Saturday, November 14, 2015

The Secret Life of a Writer

I was born when writing romance novels were basically considered trash. Yep, romance was trash. Can you believe that? One of the most fundamental things in a person's life is finding a mate and marrying, and yet romance was trash, published in magazines that were of the same caliber.

So, yeah, we've come a long way baby!

But back to those days. I hinted at wanting to be a writer when I realized I could write a essay well. When I realized my imagination. Now, unlike some, my dream of being a writer was obscure to say the least.

Then the voices started. It was sometime after I saw my first movie. Now I realize that most of you have seen many movies, but you gotta realize that movies came into my life around the 1950's. Even though the 50's were a wonderful time to grow up, writing romance back then was not a desired field.
But for years after I saw my first movie as a teenager, with other teenagers, Blue Denim, I began to have those voices in my head. At first not knowing what to do with them, I acted them out in the backyard with my friends who thought I was a little crazy at the time. Jungle Jim and Tarzan were inspiration. I think one of the very first movies I saw was Gone With the Wind, but I obviously didn't pay much attention to it then. Either that or it stuck in my head so bad, romance was planted, who knows.

However, my parents hadn't a clue that deep inside me was a romance writer
In high school I wrote a book. My first. It was a Swiss Family Robinson kind of book, written more in the style of the Count of Monte Cristo. Friends found out and wanted to read it. I loaned it out, and it never came back to me. After getting over the shock, I shrugged and decided I would just write another one some day. I never rewrote that one. And back then I didn't have a copy of it, because I couldn't afford the paper or carbon.

Now you'd think I'd rush out and write another one, right away, wouldn't you? I didn't. Life seemed to get in the way because my parents moved a lot. I never went to the same school twice so to speak. I was the new kid on the block most of my life. Hated it.

Still, during those years, I barely wrote anything. I did manage to write a short story and send it to Redbook Magazine. Naturally it was rejected. I had no idea the long drawn out process of learning to write. It still didn't deter me. I kept on writing, because that is what a real writer does, keeps on keeping on.

I wrote off and on for years, stuck the manuscripts in my desk drawer, and said, "Maybe someday."
At thirty, after I had married my second husband and had two children, I went to a writers meet and got more interested. Came home, began writing more seriously and still tucked my work into my desk. Someday, I told myself.

It wasn't until I married my third husband that I really buckled down to writing. He was such an encouragement to me. So I joined a writing circle and began to take myself seriously since this voice thing wasn't going to go away.

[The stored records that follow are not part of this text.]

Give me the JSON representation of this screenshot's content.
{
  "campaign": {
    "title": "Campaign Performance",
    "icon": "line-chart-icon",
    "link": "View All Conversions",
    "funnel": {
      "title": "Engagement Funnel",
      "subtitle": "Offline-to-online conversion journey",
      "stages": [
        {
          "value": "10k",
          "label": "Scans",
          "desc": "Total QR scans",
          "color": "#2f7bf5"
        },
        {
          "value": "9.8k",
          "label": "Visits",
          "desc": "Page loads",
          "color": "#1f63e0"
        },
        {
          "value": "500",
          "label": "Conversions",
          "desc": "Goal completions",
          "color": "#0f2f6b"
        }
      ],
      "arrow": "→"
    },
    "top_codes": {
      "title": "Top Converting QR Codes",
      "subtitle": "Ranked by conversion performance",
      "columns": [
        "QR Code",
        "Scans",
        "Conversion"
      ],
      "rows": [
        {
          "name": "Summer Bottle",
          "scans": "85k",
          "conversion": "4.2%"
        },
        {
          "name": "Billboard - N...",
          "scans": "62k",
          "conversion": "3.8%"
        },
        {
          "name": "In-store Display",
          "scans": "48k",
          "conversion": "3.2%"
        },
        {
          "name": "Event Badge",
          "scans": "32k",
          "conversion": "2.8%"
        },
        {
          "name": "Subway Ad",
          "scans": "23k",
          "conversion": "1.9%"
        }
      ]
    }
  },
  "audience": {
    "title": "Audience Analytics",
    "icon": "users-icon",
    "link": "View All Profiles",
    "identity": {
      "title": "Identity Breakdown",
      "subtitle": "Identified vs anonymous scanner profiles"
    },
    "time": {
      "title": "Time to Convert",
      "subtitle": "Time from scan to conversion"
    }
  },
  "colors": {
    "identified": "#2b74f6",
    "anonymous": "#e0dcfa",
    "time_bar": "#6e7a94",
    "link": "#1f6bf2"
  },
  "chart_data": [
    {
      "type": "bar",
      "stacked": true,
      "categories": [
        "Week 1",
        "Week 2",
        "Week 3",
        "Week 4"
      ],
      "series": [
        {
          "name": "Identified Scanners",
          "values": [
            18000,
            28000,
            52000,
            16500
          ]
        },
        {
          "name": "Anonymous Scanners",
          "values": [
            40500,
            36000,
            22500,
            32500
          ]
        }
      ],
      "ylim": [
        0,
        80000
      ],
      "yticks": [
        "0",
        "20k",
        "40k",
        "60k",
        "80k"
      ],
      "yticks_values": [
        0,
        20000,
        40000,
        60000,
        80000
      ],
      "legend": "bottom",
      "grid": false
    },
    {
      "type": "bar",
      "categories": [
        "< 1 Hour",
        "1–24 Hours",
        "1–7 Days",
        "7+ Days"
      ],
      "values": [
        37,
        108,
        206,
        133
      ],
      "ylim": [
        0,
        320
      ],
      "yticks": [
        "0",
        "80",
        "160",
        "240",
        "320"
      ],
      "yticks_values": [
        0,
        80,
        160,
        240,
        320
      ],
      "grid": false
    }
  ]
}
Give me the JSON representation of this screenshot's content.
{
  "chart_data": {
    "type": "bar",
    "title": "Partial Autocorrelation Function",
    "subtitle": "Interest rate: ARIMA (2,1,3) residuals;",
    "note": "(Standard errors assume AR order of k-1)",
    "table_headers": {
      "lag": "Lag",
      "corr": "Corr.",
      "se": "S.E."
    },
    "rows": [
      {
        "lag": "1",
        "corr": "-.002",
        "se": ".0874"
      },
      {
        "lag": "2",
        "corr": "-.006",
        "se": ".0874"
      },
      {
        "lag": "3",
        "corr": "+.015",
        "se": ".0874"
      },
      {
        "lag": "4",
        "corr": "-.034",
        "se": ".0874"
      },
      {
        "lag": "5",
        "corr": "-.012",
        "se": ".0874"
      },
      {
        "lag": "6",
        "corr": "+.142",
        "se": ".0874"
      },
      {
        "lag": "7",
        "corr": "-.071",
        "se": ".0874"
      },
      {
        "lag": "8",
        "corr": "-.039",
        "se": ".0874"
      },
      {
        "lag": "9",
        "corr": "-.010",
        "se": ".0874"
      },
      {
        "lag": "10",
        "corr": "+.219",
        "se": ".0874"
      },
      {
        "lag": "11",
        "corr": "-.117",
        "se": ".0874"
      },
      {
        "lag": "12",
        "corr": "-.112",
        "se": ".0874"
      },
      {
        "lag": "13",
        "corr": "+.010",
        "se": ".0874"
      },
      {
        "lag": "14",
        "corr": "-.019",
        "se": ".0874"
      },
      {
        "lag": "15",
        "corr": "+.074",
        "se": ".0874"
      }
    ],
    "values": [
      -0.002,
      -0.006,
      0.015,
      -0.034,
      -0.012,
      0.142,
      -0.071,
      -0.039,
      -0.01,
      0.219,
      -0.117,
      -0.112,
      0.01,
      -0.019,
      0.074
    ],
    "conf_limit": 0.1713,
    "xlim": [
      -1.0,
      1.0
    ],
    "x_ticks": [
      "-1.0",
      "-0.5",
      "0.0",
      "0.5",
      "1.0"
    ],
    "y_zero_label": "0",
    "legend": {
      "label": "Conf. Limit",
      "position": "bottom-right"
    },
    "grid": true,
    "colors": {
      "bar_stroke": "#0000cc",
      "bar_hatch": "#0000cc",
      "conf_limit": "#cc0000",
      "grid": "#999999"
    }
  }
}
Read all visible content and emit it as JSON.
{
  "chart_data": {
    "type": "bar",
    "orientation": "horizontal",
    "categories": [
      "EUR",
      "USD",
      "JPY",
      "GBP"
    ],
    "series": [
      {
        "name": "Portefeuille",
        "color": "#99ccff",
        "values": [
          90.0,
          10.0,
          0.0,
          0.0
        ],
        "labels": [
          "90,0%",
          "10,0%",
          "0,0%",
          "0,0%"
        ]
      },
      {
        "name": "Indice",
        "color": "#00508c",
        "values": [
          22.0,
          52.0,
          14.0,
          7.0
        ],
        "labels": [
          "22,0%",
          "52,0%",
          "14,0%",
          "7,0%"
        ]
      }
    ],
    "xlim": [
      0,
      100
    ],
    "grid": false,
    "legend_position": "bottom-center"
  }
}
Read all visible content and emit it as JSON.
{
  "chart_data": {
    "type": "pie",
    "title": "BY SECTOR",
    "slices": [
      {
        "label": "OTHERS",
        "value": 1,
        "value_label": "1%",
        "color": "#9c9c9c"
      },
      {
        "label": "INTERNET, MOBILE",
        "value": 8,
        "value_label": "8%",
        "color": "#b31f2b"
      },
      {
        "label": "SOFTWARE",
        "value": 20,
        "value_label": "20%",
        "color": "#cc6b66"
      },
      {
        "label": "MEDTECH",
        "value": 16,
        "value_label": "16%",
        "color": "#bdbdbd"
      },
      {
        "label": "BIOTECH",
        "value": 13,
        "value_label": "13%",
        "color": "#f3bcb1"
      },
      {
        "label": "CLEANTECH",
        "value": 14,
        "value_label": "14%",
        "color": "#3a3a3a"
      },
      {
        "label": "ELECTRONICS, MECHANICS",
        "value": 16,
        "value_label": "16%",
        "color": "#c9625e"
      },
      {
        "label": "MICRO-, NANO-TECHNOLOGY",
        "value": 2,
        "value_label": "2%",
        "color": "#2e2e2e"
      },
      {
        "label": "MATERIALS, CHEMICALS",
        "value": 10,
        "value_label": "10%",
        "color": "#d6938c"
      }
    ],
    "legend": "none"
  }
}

It took a lifetime to learn all I needed to know, and still I'm learning something new all the time. You see I learned to use a computer, use a Word program, then I learn to format into e-formats. That came along when a e-writer came to a conference to talk about ebooks. Boy was I interested in this. So I began submitting to e-publishers, and I became published.

You'd think that would be that, writing for an e-publisher, but self-publishing evolved into it's own and I was even more enthusiastic. I learned to format my manuscript, l learned to make my own covers, I learned to put them on line, and let me tell you, all that sounds so simple but it wasn't for a seat of the pants kind of person who really did have to learn it herself.

Today, after more than fifty years of writing, I support myself. I'm not rich, I'm not even famous. I'm just a writer. But it didn't fall in my lap. I had to earn it. With God's help I did learn and get self published.

So the next time you hear someone ask, "How do you know you are a writer?" Well, if you keep on writing despite the rejections. If you keep on writing despite the critics, if you keep on writing and even shoving your work into a drawer, you ARE a writer. A writer is someone who writes no matter the outcome. A writer keeps on learning all their life, and someday with God's help it starts to pay off.

Don't get me wrong, some people have a quick success. I wasn't that lucky. But I was lucky enough to know that I really was a writer. It was never an easy road for me. It was a struggle. Despite the fact that until my third husband came along, I had little support, I continued to write. I learned not to tell anyone I was a writer. It took years to accomplish what I did, and most of the people that didn't believe I'd ever make it are gone. But God and I know I'm a writer. Not the best, not the worst, but a writer! And God knows it has fulfilled my life's dream.

The first book I published was Pretend Mom, not the first one I ever wrote, but the first one to make it as a real book. This isn't the original cover, but it is such an improvement. Pretend Mom is a sentimental journey about a girl going home after some years, after she's made a success of herself, and yet rediscovering herself.


Tina Donahue said...

Great post, Rita. Filled with wisdom. :)

Redameter said...

We all have a path to follow and it can be a long journey or a short one. God bless Tina

jean hart stewart said...

So glad you followed your dreams. Your books make the struggled worthwhile.

Fiona McGier said...

Yup, the voices won't be quiet until you write their story down. Then the next voices start to fill your head with visions. I know that feeling well. Like you said, you know when you're a writer. Glad to be a part of this great sisterhood!